Their Thunder Bay attorney said the incident shows a tremendous gap between the Canadian and Italian legal systems, and just how dangerous this type of law can be, he said.
“Any good family can get dragged into that,” Watkins said, noting the wear-and-tear on the family.
“It’s been very difficult for them. I know there’s an element that’s certainly of relief and happiness moving forward, but their families have suffered and they’ve suffered through this. But the message is we have a good community, and a good Italian community, here in Thunder Bay.”
Watkins did say the brothers plan to continue with a lawsuit against several national media outlets and the Chronicle Journal, which they allege named them unfairly in 2011 stories.

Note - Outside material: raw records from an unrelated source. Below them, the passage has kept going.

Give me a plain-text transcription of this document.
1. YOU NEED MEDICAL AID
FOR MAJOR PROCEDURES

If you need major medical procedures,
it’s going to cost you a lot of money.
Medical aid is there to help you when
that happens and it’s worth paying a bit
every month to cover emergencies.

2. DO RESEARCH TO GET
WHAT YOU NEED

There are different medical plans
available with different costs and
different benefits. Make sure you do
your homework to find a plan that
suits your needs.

The lawsuit has yet to make its way through the court system and none of the allegations have yet been proven.
Rocco Minnella said he’s been unable to travel to the United States, where his mother-in-law and wife have taken up residence, and where he travels extensively for hair-dressing shows.
Luckily his business hasn’t been too hard hit, he said.
“It has been affected in a way, but our clients our very supportive, so we found our business has been pretty stable. But it still affected us in many ways.”
How do they move forward? One step at a time, he said.
“Well, we just look ahead and don’t look behind. Just drive forward and hope everything is OK now and try to forget the past.”